In late 1989, the local district was hit by heavy rain and lightning. When the storms returned in January 1990, the elders demanded that everyone contribute five Rand to pay for a traditional healer who would identify the witch who had brought the storms.
Daswa spurned this as a superstition. He said that storms were just a natural phenomenon and that he would refuse to pay for a witchdoctor.
On February 2 a mob ambushed him while driving home. He sprinted for safety in a nearby house but he was caught. One of the crowd brained him with a knobkerrie (war club) and boiling water was poured over his head to ensure that he was dead. Before dying Daswa said, “God, into Your hands receive my spirit”. Several people were arrested but the case was dismissed for lack of evidence.

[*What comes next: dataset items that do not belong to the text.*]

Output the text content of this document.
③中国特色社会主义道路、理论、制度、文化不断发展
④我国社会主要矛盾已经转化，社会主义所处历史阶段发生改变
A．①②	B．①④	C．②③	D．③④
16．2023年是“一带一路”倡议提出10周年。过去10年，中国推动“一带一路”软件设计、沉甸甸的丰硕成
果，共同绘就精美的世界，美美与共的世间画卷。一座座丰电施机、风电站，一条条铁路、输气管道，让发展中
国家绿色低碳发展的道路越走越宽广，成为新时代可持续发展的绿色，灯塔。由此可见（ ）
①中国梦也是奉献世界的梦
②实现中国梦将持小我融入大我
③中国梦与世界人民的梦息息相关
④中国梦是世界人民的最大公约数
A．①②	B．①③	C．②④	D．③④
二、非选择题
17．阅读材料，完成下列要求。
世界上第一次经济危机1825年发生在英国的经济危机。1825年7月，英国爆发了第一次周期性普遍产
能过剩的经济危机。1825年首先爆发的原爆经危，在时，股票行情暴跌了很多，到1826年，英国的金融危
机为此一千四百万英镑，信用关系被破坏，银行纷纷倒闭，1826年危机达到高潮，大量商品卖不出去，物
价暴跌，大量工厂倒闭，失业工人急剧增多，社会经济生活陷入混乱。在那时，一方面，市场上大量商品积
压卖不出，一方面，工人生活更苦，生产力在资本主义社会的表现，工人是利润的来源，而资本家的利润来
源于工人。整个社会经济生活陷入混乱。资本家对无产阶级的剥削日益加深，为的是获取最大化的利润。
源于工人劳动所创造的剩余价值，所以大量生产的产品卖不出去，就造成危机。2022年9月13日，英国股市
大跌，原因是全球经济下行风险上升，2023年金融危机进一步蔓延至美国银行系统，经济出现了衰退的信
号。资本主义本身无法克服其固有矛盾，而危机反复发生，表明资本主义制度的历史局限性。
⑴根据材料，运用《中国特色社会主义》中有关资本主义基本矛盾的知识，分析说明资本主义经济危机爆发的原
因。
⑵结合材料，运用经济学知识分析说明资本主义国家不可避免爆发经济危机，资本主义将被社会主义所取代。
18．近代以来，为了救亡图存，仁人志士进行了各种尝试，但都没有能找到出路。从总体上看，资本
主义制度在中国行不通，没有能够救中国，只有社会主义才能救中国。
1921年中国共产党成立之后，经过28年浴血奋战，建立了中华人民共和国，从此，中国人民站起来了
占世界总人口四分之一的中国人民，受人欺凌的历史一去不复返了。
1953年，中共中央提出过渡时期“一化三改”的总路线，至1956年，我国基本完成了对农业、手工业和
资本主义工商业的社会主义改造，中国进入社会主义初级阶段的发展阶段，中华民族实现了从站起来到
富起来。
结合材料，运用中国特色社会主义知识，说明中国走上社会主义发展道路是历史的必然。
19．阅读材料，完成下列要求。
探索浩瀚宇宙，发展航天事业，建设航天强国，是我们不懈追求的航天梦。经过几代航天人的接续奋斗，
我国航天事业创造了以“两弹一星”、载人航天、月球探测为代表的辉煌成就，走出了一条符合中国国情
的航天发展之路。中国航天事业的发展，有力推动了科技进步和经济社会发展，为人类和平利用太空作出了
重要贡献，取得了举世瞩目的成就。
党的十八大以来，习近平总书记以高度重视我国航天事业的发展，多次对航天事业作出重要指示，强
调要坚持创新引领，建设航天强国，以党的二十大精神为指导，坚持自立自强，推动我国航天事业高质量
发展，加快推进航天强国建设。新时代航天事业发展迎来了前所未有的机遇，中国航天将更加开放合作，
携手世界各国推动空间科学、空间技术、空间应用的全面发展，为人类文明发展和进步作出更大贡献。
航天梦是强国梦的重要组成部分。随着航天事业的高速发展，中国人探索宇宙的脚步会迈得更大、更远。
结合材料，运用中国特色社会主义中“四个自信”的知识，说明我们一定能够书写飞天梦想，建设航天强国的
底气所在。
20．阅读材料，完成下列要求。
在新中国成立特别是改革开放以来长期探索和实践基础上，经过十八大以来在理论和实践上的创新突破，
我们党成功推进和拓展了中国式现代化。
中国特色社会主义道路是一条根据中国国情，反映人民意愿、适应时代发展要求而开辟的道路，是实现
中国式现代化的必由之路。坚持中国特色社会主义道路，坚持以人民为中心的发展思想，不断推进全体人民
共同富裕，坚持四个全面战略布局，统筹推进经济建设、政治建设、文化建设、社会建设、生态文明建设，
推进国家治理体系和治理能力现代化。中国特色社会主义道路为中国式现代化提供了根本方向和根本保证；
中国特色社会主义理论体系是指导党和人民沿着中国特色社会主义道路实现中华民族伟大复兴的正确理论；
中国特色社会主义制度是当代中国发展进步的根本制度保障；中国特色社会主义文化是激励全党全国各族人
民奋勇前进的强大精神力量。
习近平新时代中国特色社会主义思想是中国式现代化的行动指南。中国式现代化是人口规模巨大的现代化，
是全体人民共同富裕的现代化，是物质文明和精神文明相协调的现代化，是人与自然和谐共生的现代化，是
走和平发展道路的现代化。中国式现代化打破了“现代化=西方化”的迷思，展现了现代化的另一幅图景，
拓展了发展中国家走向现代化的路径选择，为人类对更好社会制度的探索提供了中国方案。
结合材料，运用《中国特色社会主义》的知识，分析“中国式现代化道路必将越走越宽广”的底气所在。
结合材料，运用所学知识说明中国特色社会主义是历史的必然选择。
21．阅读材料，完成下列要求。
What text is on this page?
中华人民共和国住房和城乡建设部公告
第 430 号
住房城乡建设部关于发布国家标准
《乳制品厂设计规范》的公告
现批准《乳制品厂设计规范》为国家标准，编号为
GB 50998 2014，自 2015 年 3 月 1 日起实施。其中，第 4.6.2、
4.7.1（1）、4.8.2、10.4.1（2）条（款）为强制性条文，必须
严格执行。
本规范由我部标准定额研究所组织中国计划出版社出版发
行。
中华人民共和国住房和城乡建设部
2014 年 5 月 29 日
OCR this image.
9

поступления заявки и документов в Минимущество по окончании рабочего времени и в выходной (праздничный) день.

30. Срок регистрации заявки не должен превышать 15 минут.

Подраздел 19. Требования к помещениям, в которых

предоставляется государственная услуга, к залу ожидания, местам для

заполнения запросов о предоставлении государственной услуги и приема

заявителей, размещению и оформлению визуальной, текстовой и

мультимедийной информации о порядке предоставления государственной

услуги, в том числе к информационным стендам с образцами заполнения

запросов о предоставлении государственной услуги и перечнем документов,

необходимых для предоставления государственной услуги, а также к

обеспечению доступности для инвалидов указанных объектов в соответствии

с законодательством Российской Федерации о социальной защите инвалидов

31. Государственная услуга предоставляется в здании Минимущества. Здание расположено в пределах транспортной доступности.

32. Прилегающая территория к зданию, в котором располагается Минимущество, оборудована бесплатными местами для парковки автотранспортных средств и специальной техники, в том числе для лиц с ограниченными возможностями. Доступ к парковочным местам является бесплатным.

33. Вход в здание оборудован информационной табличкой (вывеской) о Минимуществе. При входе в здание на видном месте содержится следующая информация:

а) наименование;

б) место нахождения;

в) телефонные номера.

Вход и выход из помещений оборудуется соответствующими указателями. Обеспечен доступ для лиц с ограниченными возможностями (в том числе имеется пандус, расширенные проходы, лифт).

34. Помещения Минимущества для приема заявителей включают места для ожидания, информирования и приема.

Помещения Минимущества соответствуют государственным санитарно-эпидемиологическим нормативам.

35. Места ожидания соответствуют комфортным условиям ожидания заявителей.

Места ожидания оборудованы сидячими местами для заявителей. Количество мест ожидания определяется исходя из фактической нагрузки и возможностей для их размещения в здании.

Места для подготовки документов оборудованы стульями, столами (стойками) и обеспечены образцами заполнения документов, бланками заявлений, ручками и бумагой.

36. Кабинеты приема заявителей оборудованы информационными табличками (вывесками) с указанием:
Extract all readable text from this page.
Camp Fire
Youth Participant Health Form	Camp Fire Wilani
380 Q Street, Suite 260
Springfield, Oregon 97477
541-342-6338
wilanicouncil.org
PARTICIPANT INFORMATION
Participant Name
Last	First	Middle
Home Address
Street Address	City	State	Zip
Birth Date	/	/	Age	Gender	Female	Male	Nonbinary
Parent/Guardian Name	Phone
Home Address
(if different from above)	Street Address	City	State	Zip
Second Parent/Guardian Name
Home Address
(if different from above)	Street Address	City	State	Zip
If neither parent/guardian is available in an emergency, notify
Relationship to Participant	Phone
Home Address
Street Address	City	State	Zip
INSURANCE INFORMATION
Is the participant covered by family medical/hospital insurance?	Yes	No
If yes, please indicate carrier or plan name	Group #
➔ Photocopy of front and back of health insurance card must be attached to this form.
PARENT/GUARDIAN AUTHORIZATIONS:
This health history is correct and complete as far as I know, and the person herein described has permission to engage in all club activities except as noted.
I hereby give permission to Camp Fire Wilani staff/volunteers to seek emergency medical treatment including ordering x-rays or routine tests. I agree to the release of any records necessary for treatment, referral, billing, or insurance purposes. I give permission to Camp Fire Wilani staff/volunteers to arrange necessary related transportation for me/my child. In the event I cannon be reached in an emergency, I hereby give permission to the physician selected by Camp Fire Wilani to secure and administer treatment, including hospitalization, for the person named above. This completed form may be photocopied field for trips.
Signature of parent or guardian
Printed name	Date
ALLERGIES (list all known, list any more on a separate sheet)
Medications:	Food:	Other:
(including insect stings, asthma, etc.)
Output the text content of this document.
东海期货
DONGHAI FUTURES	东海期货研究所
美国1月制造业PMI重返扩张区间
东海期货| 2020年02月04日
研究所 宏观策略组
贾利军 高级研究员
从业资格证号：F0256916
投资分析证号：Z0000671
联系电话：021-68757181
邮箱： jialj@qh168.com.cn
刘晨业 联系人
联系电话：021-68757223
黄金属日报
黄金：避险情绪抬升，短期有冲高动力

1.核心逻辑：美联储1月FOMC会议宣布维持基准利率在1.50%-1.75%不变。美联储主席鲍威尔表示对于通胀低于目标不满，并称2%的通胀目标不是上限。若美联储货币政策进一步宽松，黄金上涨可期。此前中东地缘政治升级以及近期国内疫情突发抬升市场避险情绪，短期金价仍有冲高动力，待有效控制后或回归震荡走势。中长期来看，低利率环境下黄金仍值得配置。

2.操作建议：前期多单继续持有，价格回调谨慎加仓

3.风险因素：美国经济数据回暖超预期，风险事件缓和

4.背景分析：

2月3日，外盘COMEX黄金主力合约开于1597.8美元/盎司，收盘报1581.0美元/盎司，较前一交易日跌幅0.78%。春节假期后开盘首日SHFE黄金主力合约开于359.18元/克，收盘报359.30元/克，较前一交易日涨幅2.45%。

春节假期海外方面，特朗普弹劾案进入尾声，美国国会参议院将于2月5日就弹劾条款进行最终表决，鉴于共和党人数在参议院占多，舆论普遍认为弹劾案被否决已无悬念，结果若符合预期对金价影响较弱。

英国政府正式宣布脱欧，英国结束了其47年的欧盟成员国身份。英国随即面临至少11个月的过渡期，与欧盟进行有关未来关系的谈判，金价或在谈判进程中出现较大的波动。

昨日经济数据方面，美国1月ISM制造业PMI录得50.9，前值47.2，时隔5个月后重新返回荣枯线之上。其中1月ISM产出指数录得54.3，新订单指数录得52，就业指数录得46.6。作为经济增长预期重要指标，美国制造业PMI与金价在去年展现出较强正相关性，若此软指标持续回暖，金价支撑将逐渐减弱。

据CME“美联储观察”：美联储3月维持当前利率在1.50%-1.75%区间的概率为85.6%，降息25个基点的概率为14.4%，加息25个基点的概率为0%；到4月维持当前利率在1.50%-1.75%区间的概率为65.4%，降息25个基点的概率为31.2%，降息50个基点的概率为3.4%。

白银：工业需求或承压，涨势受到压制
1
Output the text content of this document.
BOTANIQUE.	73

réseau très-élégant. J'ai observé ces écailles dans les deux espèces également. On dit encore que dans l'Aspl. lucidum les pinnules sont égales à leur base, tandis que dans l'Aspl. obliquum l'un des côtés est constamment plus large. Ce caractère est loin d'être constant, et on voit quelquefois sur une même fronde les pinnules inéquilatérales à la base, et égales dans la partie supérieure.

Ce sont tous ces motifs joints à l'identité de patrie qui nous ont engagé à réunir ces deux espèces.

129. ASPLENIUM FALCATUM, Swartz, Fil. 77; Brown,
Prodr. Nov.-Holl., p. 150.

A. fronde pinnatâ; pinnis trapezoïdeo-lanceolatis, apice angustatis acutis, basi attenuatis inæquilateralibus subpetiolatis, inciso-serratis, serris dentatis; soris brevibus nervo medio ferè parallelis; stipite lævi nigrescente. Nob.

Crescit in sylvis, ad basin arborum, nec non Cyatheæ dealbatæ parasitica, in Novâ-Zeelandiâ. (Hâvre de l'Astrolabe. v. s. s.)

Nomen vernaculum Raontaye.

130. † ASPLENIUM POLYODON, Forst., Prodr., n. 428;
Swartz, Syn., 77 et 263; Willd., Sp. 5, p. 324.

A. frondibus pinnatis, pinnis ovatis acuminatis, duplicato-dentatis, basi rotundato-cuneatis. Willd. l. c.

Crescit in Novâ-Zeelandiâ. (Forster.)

Benedict Daswa’s life and death pose some fascinating questions.
For starters, why isn’t Richard Dawkins presiding at the beatification? Couldn’t Daswa be described as a martyr for the Enlightenment, for science? After all, in the last 500 years, the closest thing to a martyr for English science was Sir Francis Bacon, who died of a bad cold after stuffing an eviscerated goose with snow. Not even Galileo gave up his life to dispel the darkness of superstition. It took a poorly-educated schoolteacher in a remote and dusty town in South Africa to pay the ultimate price as a witness to natural causality. Professor Dawkins ought to be bursting with pride.
Or was he a martyr for his Christian faith? Of course he was, which is why the good Prof wouldn’t dream of attending Sunday’s festivities.
That’s a mistake. Benedict Daswa’s death is a dramatic demonstration that Christian faith and science do not conflict at all, but support each other. In fact, Christianity endorses the notion of an ordered, intelligible universe governed by its own rules. As John Paul II put it in a poetic epigram, “Faith and reason are like two wings on which the human spirit rises to the contemplation of truth.”
Michael Cook is editor of MercatorNet.